L’hôtel Golden Tulip se trouve à quelques kilomètres de chez moi, sur la route qui mène à l’hypermarché Lulu.
Bellement décoré, il offre un cadre oriental reposant et accessible aux bourses des travailleurs occidentaux. Il y a un restaurant que je n’ai pas essayé, un bar où se produit une chanteuse russe et une terrasse extérieure où l’on peut fumer la chicha. J’y ai passé peu de soirées car il y traîne inévitablement un vieux parfum d’expatriés las et d’Omanais mateurs.

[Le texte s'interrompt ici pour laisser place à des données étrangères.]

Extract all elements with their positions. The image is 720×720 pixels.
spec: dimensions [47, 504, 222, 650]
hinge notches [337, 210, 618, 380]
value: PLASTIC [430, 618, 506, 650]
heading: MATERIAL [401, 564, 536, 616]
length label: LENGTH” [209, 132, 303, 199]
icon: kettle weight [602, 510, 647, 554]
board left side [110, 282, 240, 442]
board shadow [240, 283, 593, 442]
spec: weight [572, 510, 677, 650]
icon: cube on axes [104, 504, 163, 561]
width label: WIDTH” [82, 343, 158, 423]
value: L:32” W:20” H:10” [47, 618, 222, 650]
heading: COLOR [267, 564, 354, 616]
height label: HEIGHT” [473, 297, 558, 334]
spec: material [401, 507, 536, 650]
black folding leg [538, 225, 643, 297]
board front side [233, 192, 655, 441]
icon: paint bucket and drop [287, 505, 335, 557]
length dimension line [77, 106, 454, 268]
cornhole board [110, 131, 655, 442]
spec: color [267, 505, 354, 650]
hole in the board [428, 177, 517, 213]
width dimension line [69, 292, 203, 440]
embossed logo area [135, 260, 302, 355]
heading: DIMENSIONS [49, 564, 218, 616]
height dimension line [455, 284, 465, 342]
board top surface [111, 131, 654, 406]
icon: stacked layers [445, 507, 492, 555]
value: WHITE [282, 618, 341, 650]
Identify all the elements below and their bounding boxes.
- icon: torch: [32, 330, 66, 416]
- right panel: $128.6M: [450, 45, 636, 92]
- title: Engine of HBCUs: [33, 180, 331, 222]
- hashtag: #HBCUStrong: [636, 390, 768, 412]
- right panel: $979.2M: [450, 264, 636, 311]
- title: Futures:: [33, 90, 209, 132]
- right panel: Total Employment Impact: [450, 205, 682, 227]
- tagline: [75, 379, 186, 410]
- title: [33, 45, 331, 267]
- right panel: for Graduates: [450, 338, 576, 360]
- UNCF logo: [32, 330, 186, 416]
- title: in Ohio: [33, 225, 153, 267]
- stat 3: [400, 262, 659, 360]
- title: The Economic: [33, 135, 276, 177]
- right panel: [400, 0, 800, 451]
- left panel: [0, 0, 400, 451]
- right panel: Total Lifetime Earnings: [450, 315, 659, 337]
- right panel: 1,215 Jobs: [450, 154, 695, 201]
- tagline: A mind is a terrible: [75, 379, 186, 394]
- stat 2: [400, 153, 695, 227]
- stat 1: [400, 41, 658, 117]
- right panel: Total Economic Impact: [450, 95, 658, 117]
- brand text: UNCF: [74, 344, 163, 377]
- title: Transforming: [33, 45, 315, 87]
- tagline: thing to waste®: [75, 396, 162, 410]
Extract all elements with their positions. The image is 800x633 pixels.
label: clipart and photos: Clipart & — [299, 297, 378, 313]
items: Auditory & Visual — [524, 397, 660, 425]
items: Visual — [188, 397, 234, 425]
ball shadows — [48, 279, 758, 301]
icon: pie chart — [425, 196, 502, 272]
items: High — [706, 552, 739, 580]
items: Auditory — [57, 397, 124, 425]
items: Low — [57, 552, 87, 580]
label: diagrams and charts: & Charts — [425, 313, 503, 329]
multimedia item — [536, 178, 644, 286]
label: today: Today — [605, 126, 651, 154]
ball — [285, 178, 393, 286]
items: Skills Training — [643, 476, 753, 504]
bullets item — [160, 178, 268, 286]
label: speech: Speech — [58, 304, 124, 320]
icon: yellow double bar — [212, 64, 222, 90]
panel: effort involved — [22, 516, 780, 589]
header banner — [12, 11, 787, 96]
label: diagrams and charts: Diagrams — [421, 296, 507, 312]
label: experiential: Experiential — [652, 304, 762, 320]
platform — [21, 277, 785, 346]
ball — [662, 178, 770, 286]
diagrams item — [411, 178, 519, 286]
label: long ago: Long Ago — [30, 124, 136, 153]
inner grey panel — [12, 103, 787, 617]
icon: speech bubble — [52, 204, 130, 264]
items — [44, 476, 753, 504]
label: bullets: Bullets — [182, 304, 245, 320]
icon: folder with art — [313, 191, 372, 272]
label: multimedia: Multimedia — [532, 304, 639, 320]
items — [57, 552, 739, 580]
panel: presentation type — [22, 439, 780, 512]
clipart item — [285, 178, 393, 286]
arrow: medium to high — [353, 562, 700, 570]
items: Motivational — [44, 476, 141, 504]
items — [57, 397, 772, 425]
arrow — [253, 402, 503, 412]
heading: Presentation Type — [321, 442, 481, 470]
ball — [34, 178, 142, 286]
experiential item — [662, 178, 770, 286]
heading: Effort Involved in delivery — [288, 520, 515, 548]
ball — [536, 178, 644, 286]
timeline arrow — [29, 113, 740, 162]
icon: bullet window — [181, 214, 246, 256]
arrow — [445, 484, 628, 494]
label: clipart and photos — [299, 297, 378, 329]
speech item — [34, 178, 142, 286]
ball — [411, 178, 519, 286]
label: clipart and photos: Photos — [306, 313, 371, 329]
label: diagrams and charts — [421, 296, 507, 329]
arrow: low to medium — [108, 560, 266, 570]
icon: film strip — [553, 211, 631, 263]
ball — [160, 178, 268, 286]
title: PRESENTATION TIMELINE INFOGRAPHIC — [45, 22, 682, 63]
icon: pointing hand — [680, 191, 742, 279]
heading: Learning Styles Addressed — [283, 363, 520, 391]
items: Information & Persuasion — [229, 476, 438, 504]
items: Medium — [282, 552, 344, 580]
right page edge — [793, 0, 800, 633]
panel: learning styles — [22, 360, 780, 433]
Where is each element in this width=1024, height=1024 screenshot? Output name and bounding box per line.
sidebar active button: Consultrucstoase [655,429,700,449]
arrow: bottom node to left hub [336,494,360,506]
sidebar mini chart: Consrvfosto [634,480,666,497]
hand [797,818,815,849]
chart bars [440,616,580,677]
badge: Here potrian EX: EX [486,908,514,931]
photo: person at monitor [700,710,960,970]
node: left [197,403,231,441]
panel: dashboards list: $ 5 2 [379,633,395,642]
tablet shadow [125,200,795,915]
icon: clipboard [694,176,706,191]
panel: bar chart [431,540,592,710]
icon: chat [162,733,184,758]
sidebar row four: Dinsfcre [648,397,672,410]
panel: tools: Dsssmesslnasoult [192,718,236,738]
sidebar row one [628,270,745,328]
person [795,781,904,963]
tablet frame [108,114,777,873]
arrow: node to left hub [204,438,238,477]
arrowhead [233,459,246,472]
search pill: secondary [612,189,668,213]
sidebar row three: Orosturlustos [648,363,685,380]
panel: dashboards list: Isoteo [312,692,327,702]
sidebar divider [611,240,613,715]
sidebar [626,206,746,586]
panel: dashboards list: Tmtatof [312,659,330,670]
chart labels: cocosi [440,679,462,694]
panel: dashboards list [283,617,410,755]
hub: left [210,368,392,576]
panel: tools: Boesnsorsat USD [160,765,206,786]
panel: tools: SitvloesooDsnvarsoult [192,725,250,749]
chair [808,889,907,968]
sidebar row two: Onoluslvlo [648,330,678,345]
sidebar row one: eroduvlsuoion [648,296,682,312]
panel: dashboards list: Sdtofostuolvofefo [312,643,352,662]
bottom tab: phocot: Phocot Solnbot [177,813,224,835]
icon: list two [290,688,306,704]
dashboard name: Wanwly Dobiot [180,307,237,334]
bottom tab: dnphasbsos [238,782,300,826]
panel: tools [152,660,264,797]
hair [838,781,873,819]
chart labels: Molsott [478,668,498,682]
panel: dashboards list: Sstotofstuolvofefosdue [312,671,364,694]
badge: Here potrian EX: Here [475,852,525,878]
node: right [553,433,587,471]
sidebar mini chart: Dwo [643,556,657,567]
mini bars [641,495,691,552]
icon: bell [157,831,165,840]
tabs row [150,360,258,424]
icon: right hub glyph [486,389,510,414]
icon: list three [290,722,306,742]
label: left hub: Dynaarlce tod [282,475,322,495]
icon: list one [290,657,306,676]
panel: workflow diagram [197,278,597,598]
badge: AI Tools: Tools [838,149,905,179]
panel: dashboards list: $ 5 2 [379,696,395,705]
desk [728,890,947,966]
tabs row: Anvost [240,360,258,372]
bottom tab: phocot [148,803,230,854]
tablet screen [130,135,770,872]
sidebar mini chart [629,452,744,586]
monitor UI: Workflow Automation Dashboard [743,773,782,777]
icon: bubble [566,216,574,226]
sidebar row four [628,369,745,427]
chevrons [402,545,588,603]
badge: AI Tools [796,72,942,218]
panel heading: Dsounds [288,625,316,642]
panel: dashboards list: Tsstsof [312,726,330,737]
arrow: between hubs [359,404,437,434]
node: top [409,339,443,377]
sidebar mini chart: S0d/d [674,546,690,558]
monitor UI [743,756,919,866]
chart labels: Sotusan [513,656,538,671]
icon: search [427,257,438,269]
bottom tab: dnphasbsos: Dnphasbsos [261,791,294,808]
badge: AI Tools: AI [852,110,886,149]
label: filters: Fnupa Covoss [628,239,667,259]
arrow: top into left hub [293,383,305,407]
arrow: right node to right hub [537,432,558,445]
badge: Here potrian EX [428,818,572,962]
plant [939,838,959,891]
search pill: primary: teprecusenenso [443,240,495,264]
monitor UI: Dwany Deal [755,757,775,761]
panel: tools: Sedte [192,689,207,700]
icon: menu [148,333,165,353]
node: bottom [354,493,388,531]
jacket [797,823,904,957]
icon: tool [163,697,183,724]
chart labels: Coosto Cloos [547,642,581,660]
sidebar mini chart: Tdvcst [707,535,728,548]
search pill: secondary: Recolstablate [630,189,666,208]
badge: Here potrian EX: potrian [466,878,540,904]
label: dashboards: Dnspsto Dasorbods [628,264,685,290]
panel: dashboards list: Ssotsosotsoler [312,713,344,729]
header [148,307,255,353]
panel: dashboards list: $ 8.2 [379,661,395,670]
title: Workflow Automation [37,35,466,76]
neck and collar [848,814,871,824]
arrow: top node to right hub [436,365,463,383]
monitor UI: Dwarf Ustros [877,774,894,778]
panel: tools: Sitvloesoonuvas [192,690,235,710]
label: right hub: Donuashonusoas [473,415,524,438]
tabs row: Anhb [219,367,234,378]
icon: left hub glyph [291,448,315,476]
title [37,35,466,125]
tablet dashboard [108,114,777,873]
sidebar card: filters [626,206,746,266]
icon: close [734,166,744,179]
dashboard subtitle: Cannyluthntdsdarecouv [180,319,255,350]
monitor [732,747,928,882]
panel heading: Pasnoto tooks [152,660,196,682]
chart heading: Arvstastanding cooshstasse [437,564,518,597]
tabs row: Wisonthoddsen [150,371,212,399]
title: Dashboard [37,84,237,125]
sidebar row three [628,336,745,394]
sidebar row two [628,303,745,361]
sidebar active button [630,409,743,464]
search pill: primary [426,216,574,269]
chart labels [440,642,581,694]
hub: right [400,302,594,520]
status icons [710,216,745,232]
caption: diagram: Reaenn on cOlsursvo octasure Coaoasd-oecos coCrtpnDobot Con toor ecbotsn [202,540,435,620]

En revanche, le fond de l’hôtel ouvre sur une jolie piscine entourée de jardins et d’arbres majestueux. Un banian gigantesque dont on a malheureusement coupé les lianes, un bougainvillier, un magnolia, et d’autres que je ne connais pas. Les jardiniers s’arrangent pour que leur feuillage soit large et ombrageux. Au coucher du soleil, des centaines d’oiseaux, des sortes de chardonnerets ou de passereaux, volettent de branche en branche et pépient, piaillent et papillonnent.
La piscine s’éclaire de bleu à la tombée de la nuit et l’on se croirait dans un dessin animé de Walt Disney. Pour profiter des chaises longues et de l’eau, il faut payer. C’est assez cher mais cela peut valoir le coup.
Parfois, rentrant du travail un peu tendu, je décide de dîner tôt et de m’en aller digérer à la piscine du Golden Tulip. J’y nage quelques longueurs paresseuses et lis Histoire du Moyen-Orient de Georges Corm, le temps de me sécher. Je ferme les yeux et me repose enfin. Je nage encore quelques longueurs débonnaires et marche doucement autour des banians et des petits massifs horticoles délicatement dessinés.
J’apporte un ordinateur portable que je laisse traîner sur une table, et sur lequel j’écris ces quelques mots. J’entre dans la salle de gym et soulève sans conviction quelques centaines de kilos de fonte, puis retourne dans l’eau pour nager trois ou quatre longueurs rêveuses.
Encore quelques pages d’Histoire du Moyen-Orient sur une chaise longue et mon stress se trouve bel et bien pulvérisé, atomisé, volatilisé, sous les coups conjugués de la nage, de la pression des muscles, de la lecture, de la détente, de l’effet de l’eau, de la chaleur émolliente de l’air, et des oiseaux qui finissent par se taire.
Si encore il y avait des femmes, des mauvaises langues pourraient dire à bon droit que le sage précaire renifle des culs, mais ce n’est même pas d’actualité. Le sage précaire digère, s’informe, rêvasse et se prépare pour le sommeil.
La piscine ferme à 21.00 (les lumières bleues s’éteignent). A neuf heures moins le quart, je retourne une dernière fois dans l’eau pour quelques brasses somnolentes, prélude à une nuit apaisé.